# Lieberman Urged To Apologize To Obama, Biden



## kwflatbed (Dec 29, 2004)

*HARTFORD, Conn. -- *Connecticut Democrats are calling on Sen. Joe Lieberman to apologize to President Barack Obama and Vice President Joe Biden for his comments criticizing them during the campaign.

The request was made in a Jan. 16 letter from Nancy DiNardo, chairwoman of the state party, on behalf of the Democratic State Central Committee.

It chastises the longtime Democrat, who won re-election in 2006 as an independent, for speaking at the Republican National Convention on behalf of Sen. John McCain.
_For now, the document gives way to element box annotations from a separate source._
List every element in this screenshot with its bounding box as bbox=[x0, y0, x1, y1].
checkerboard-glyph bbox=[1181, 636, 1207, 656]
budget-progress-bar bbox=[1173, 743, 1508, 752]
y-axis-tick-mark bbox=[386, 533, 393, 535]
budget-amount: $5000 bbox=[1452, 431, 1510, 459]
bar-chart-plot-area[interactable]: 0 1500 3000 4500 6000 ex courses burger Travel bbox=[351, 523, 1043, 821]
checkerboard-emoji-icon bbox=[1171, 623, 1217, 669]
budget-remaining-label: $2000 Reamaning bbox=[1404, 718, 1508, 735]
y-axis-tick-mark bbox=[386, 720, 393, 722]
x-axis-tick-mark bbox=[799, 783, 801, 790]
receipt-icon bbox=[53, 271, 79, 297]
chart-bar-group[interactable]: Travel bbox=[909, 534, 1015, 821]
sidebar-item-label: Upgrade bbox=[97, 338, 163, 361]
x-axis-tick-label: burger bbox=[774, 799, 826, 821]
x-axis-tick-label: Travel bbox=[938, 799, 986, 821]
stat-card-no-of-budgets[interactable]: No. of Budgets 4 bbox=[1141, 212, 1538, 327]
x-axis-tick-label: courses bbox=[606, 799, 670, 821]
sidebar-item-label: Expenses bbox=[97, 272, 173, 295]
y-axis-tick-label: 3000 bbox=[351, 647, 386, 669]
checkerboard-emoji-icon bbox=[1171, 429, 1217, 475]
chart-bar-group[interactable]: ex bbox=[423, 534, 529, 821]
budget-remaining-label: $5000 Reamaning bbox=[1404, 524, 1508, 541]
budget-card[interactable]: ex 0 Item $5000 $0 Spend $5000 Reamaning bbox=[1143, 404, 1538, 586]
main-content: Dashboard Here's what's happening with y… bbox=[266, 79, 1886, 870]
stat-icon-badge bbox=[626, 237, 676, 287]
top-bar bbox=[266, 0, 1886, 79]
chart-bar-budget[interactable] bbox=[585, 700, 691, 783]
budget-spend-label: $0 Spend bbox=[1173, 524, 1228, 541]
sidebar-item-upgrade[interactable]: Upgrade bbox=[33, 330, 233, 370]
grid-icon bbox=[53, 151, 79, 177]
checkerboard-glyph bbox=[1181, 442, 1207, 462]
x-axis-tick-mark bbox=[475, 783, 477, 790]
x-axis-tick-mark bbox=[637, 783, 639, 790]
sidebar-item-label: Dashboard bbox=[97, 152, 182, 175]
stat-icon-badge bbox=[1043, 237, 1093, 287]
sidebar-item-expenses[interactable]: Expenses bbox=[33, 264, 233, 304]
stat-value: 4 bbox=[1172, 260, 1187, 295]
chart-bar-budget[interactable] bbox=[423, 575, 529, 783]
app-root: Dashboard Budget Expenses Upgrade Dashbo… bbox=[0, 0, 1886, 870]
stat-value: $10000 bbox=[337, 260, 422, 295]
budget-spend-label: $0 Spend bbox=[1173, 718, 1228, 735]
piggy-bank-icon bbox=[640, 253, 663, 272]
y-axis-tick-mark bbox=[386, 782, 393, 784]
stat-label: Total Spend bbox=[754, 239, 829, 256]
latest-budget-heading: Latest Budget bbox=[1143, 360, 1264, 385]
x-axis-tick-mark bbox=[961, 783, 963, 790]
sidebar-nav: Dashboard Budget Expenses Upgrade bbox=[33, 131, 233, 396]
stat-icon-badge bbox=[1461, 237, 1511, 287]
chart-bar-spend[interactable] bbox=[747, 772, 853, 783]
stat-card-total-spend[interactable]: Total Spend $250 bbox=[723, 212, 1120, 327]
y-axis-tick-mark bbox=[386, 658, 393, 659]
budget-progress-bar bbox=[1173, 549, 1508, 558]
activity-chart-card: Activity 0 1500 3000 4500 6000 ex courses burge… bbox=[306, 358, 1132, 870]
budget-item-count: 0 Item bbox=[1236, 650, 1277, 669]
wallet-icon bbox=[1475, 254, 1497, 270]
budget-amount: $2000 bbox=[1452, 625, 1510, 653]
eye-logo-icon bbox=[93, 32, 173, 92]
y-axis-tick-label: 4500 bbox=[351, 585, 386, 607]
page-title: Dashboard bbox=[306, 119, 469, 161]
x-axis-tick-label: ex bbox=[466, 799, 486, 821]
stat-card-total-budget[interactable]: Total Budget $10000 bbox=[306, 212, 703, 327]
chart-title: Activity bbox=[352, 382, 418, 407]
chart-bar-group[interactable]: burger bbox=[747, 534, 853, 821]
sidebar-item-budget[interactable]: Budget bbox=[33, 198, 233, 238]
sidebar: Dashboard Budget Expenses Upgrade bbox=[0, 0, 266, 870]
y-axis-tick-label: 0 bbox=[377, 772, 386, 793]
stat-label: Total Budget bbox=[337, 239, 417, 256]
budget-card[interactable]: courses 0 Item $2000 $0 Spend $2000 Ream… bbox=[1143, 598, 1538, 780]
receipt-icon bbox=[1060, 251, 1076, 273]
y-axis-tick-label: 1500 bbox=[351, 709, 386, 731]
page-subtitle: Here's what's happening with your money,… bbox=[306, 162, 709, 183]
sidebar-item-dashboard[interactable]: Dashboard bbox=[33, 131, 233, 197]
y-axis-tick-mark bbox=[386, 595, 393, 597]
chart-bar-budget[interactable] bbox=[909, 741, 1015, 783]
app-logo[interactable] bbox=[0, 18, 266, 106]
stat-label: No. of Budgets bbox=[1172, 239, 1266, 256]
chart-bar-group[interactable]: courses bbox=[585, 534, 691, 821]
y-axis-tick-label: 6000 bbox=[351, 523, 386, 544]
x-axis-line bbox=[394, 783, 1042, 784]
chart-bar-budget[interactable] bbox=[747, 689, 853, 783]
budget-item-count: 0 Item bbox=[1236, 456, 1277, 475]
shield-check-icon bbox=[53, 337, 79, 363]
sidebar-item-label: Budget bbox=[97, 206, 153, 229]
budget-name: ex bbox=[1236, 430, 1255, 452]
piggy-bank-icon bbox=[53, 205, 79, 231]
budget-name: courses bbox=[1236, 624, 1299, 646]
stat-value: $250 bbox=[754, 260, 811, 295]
The letter states that Lieberman's appearance undermined the efforts of Democratic candidates in Connecticut and across the country.
It also criticizes Lieberman for supporting controversial pastor John Hagee, a Texas evangelical preacher who has offended Roman Catholics.

http://www.wfsb.com/news/18532109/detail.html


----------



## Guest (Jan 22, 2009)

Lieberman is an Independent....he should tell them to go pound sand.


----------



## fra444 (Nov 23, 2008)

Is the Democratic Party asking any of the Republicans for an apology? Lieberman was re-elected as an Independent not a Democrat. He no longer has to answer to those people.

Just another example of everyone having to stick up for our new exalted ruler!


----------



## mpd61 (Aug 7, 2002)

If Jumpin Joe wants to get re-elected as an independent, he should blow gas at the Democrats!


----------



## CJIS (Mar 12, 2005)

I will be disappointed if Joe Apologizes. What does he have to apologize for? He did and said what he thought was right and took the path less traveled. Something more Pols should do.


----------



## 94c (Oct 21, 2005)

I think 4 years is a great term for a president. You only have so much time to lay blame on the last guy before you have to be held accountable.


----------



## caesar (Nov 15, 2003)

Every word out of Obama's pie hole will be "inherited" from Bush Admin.


----------



## 8MORE (Nov 25, 2008)

What Lieberman should say and what he will say are two different things. He has to much class to tell them what truly needs to be said.


----------